Вопрос Бада застал меня врасплох. Внезапно я догадался, что для Джойс Малмэн я стал кем-то вроде Чака Стэли. Я вспомнил, как обращался со мной Стэли, который, насколько я могу судить, проявлял зашоренность все время, и по себе знал, как снижалась мотивация работать под его началом. Для Джойс я, получается, ничем не отличался от Чака. Эта мысль повергла меня в уныние.
— Похоже, вы правы, — ответил я. — Я решил проблему с конференц-залом, но породил новые трудности.
— Об этом стоит подумать, — согласно кивнул Бад. — Но ваш вопрос затрагивает более глубокие слои. Постараюсь обратиться к ним.
Он снова встал и зашагал туда-сюда.
— Вы предполагаете, что незашоренные люди принимают мягкие решения, а зашоренные — жесткие. Это и вызвало недоумение по поводу того, как можно вести бизнес, постоянно оставаясь незашоренным. Но давайте подробнее рассмотрим эту точку зрения. Можно ли назвать различие между зашоренностью и незашоренностью поведенческим?
Я размышлял добрую минуту.
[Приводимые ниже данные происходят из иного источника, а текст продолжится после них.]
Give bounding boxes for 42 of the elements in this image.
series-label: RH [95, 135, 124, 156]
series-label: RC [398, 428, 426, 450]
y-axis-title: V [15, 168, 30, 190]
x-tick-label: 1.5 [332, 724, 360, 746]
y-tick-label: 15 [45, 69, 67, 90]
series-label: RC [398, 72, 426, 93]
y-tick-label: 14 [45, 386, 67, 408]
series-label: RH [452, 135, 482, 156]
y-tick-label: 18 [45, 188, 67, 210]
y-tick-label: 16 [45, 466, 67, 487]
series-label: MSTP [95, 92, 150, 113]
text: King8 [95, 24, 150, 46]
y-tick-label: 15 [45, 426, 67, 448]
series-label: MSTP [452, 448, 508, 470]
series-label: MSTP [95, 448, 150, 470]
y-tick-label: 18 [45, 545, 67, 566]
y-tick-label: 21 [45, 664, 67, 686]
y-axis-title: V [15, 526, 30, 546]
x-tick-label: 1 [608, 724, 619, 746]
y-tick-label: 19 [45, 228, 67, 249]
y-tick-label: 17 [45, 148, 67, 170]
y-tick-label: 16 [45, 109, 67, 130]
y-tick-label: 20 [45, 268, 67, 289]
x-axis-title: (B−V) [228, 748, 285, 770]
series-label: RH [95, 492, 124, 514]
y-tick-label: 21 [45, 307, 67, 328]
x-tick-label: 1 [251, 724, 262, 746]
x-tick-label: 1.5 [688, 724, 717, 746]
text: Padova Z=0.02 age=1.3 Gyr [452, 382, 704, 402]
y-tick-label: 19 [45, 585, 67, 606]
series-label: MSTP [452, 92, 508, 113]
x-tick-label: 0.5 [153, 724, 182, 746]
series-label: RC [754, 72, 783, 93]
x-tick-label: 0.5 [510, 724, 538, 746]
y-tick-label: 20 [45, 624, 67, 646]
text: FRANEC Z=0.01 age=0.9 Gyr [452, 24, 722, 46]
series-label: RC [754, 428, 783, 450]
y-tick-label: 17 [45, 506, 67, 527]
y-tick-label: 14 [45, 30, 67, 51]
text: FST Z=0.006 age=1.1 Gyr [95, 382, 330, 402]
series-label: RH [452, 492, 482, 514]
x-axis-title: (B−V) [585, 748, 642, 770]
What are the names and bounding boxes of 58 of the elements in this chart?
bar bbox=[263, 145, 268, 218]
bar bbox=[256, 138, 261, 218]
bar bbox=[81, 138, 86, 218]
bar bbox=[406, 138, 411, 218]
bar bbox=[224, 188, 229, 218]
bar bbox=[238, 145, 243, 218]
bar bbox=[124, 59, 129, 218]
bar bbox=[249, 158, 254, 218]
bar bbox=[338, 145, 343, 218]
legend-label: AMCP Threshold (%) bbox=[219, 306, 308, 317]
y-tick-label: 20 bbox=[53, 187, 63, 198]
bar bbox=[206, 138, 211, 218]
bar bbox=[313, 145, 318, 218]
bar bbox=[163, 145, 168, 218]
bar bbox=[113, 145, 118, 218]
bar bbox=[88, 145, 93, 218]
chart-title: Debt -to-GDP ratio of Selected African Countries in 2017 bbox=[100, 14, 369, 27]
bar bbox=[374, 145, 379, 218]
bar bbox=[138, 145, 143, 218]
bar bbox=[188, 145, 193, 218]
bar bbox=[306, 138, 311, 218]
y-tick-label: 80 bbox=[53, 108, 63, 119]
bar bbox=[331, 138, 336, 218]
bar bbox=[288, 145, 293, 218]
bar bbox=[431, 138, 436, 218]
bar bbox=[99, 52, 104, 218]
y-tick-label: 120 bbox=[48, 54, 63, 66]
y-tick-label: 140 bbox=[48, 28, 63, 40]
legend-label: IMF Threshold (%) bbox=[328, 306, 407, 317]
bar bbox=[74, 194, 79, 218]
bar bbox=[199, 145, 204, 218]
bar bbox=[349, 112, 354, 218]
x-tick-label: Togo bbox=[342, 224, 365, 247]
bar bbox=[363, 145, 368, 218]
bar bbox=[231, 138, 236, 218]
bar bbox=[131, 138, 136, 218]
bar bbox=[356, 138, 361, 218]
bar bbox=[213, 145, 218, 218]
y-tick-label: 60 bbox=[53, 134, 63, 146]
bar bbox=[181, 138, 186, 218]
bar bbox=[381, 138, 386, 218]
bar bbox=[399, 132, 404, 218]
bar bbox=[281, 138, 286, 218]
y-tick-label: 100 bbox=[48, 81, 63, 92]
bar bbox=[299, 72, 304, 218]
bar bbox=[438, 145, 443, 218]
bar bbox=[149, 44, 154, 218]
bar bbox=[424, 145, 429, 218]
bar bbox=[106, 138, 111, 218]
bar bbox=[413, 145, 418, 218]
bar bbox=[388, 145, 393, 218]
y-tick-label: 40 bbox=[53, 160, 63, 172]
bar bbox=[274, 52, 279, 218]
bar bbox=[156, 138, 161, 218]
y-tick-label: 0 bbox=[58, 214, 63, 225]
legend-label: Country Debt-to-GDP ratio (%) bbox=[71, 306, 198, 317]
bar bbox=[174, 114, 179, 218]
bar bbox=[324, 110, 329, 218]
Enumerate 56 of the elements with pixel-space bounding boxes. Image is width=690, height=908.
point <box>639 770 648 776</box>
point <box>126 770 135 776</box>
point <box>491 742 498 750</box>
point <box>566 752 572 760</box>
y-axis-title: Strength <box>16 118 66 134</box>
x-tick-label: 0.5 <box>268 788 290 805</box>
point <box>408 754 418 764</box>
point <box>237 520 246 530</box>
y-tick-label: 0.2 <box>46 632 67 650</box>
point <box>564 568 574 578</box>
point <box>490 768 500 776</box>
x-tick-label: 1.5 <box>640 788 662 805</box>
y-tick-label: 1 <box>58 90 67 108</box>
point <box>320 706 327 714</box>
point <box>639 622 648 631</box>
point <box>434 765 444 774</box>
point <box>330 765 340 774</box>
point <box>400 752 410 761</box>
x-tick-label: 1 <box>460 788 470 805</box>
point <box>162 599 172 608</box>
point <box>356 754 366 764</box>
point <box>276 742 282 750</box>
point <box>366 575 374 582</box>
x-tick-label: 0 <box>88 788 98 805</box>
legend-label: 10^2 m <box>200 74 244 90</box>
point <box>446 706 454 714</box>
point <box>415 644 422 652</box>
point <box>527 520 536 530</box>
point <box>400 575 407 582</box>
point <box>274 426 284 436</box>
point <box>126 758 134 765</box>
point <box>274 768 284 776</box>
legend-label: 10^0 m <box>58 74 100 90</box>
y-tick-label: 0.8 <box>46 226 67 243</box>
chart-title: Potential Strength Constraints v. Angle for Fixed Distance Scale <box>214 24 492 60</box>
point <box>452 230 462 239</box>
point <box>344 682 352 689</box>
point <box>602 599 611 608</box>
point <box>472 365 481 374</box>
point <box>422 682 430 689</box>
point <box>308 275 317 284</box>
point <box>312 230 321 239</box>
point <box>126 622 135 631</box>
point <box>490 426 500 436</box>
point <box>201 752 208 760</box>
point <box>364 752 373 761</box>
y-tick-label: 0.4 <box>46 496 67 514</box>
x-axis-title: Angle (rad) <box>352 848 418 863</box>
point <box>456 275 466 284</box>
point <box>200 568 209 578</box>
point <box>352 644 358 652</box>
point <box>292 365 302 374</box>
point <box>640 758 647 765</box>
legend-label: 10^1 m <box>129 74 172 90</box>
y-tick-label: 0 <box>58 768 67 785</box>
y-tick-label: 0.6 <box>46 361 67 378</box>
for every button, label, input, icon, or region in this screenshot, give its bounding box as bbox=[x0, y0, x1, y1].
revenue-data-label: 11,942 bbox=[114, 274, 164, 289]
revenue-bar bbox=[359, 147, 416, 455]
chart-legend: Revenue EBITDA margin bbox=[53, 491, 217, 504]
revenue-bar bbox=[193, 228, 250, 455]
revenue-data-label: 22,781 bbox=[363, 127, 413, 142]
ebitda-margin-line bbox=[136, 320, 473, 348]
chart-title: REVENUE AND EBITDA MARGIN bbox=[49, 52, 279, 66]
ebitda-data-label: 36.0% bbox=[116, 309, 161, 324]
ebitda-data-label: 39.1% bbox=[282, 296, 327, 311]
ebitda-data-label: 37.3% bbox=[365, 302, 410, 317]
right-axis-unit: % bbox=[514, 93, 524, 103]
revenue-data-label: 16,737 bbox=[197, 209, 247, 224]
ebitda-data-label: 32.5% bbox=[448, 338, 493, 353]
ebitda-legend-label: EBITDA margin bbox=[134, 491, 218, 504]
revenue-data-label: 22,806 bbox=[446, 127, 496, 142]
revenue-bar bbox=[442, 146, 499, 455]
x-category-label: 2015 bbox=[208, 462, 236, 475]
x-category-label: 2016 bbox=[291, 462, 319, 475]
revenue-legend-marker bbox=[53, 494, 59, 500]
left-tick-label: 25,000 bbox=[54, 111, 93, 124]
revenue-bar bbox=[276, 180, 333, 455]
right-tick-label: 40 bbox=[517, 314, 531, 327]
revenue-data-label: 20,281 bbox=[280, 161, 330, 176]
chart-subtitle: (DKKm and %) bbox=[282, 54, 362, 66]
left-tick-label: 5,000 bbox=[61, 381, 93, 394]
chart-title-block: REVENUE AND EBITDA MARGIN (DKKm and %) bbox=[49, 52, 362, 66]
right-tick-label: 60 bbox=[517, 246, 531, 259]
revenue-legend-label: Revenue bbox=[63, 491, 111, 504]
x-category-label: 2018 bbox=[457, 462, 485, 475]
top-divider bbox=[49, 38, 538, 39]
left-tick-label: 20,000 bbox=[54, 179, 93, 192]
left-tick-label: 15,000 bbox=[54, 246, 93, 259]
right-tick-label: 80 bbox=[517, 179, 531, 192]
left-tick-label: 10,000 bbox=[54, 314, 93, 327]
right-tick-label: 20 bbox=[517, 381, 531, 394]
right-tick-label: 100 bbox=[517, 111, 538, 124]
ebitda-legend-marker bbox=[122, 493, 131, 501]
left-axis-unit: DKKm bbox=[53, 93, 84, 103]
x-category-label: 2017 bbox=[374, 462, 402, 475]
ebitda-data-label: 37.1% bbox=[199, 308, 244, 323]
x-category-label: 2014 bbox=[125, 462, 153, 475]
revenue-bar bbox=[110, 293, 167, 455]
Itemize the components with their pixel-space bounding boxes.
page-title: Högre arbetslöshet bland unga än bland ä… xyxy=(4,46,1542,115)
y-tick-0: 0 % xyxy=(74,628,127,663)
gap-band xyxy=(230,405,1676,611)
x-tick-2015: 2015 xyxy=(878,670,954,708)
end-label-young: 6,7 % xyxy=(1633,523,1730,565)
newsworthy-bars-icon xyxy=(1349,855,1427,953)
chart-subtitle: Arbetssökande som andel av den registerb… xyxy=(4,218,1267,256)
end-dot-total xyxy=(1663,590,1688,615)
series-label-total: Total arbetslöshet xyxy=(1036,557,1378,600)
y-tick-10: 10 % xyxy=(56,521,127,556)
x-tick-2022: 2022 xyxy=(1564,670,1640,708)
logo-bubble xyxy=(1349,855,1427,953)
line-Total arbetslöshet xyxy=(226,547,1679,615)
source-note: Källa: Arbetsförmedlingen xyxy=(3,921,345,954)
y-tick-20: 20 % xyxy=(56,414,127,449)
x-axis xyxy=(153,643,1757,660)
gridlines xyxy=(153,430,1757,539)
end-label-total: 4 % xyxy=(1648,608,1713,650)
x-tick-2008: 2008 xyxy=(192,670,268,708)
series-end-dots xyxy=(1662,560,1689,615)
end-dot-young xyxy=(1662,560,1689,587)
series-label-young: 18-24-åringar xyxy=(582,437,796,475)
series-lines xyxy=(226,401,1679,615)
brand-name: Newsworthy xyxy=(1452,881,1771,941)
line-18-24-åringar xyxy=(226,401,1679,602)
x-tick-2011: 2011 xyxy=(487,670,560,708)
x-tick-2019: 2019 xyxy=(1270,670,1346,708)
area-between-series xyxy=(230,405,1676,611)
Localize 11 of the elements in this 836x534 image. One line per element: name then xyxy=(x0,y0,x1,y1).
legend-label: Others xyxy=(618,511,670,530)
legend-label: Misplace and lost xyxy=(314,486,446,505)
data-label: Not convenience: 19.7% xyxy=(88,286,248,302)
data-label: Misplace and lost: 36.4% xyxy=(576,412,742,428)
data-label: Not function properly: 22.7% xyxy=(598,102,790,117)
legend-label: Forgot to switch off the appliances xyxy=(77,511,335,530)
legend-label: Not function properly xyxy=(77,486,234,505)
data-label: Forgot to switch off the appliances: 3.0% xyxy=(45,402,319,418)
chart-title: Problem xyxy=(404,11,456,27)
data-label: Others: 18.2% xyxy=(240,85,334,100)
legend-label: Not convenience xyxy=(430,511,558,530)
Уверенности не было, но казалось, что различия проявляются и в поведении.
— Не знаю, — сказал я.
— Давайте посмотрим на схему, — сказал Бад, указывая на доску. — Помните, что внешне поведение мое и этой женщины ничем не отличалось, но на самом деле разница оказалась существенной: я был зашорен, а она — нет.
— Да, — кивнул я.
— Вопрос очевидный, но ответ на него очень важен, — произнес он. — Где на этой схеме описывается поведение?
— Сверху.
— А где указаны зашоренность и незашоренность?
— Внизу, под действиями.
— Да, — сказал Бад, отворачиваясь от доски ко мне. — Каков же вывод?
Я не понимал, что он имеет в виду, и просто молча ожидал, пока он ответит сам.
— Я имею в виду, — добавил Бад, — что эта схема предполагает: делать нечто можно двумя способами. Что именно делать?
Я все еще изучал доску. Наконец, сообразил:
— Да, я понял. Есть два способа реализации.
— Именно. И вот еще вопрос: различие, о котором мы говорим, — поведенческое или более глубокое?
— Более глубокое, — сказал я.
Бад кивнул.
— Теперь на минутку вернемся к Лу. Как бы вы охарактеризовали его поведение по отношению ко мне? Помните, что на собрании в присутствии коллег он снял с меня невыполненную задачу, хотя я сделал все остальное, о чем он просил. И позже он поинтересовался, не подведу ли я его в дальнейшем. Как охарактеризовать такое поведение — оно мягкое или жесткое?
— Определенно, жесткое, — ответил я, — возможно, даже слишком.
— Да. Но во время своих действий он был зашорен или нет?
— Не зашорен.
— А вы? Как вы бы охарактеризовали свое поведение по отношению к Джойс — как мягкое или как жесткое?
— Опять же, как жесткое, и, наверное, чересчур. — Я начал ерзать на стуле.
— Вот видите, — сказал Бад, возвращаясь на свое место напротив меня, — есть два способа проявлять жесткость. Я могу вести себя жестко и быть при этом как зашоренным, так и незашоренным. Различие не в поведении. Мое состояние разное в момент, когда я совершаю какие-то действия, хоть мягкие, хоть жесткие.